SEVEN DAYS & SEVEN SINS
Using the biblical sins and the days of the week as a framework, this collection of interlocked stories about a smalltown neighborhood is faintly surreal and startlingly honest, casting the outward stability of its subjects' lives into doubt. The stories are presented by precocious 12-year-old Angela, who watches her Lantern Hill Lane neighbors with X-ray eyes. She isn't the only one peering through windows. In "Lust," George, a paleontologist, spies on hopelessly obese Opal with binoculars as he cares for his father, who is slowly losing his mind.
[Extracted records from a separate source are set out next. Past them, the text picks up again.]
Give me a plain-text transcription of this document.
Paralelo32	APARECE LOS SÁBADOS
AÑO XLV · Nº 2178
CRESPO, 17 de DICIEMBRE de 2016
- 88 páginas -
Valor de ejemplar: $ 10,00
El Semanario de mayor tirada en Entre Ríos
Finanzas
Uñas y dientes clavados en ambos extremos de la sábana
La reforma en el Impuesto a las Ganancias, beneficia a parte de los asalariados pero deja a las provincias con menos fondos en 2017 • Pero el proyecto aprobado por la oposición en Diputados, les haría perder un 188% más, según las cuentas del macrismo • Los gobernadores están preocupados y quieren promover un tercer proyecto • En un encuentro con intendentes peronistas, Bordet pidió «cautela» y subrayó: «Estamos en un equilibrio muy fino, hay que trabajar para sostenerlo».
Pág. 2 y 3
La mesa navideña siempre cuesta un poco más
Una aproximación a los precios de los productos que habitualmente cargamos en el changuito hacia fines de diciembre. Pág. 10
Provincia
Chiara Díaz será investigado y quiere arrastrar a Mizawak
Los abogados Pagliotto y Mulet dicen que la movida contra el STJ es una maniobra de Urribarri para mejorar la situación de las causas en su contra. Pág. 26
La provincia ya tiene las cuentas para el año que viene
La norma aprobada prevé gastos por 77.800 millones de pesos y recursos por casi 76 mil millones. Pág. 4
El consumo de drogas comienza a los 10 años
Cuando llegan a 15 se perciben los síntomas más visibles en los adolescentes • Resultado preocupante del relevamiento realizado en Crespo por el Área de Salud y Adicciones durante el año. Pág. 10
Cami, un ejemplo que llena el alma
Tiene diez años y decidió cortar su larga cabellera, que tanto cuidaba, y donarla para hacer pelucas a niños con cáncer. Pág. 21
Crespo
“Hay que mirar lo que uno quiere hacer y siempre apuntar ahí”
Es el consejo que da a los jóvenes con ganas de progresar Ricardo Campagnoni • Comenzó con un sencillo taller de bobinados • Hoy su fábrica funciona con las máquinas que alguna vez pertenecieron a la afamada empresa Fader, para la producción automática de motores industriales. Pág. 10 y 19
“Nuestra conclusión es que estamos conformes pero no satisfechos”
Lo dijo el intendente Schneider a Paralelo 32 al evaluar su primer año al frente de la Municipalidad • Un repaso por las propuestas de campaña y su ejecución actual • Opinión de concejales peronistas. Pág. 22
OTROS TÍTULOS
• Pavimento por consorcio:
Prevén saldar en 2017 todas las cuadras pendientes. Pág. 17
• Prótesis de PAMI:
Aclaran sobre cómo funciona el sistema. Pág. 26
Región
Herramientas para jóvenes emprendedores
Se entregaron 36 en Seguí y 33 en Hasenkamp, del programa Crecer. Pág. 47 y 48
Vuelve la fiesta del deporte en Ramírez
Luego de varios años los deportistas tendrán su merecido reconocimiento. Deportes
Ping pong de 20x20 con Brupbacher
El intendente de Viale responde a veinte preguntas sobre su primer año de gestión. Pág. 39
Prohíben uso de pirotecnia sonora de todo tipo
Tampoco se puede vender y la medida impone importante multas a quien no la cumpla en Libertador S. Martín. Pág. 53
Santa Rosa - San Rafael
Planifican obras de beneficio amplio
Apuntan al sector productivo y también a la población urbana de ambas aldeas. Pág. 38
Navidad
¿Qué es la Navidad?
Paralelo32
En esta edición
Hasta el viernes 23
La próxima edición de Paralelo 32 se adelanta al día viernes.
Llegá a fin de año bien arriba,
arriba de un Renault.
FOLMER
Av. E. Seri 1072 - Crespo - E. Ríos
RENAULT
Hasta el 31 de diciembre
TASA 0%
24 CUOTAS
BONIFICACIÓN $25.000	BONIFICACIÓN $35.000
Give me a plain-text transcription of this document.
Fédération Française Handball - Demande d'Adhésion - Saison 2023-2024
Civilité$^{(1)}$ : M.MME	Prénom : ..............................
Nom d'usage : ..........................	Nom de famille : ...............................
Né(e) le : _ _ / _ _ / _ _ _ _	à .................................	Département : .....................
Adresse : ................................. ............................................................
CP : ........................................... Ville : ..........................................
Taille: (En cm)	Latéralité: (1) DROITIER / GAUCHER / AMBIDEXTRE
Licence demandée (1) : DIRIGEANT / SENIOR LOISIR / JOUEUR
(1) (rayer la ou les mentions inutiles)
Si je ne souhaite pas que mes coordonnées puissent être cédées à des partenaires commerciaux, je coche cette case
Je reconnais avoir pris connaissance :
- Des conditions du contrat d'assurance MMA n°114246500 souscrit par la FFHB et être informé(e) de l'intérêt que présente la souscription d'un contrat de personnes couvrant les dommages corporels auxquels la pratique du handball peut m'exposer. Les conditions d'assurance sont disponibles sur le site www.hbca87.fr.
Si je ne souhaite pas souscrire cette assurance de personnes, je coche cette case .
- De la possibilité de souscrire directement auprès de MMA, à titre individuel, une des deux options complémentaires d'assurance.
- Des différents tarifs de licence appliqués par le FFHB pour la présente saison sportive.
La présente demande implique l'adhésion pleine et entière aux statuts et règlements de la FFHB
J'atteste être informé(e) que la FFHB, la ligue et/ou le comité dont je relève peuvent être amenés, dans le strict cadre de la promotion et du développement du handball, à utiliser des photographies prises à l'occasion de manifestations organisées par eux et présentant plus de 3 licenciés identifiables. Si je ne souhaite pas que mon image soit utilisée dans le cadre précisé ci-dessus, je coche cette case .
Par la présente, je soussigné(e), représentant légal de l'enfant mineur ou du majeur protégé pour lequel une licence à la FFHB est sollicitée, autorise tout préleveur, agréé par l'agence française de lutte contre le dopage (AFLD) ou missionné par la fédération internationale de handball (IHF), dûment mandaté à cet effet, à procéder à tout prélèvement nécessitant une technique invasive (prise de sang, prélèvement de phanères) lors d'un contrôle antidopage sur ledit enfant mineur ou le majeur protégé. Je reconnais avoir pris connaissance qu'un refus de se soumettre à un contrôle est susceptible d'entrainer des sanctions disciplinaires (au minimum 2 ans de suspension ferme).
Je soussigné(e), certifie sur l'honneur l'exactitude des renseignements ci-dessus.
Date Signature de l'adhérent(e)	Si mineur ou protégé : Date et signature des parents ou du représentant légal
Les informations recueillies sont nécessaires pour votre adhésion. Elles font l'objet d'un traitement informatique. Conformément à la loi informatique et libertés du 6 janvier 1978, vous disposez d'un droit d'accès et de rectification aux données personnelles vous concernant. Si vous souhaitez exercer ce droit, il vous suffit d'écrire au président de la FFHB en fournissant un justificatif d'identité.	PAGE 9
In "Saturday's Child Works Hard for a Living," one of the book's more programmatic tales, Opal nearly loses her bank job because of her weight—but she wins by threatening her supervisors with a lawsuit. Ditchoff (The Mirror of Monsters and Prodigies) memorably zooms in on private lives, showing them nakedly without ever becoming too clumsy or outrageous. Even a story about a dwarf's love affair with a mentally ill woman ("Monday's Child Is Fair of Face") and another in which a woman bereft of both her husband and her dog prefers to crawl when she is alone in her house ("Tuesday's Child Is Full of Grace") allot their subjects dignity. These smart, moving stories create a picture of a small, tormented community whose members are charmingly matter-of-fact about their eccentricities. (July)
Forecast:Ditchoff must compete in a crowded field, but her offbeat stories hold their own. Her move from Coffee House to Shaye Areheart may help her reach a wider audience.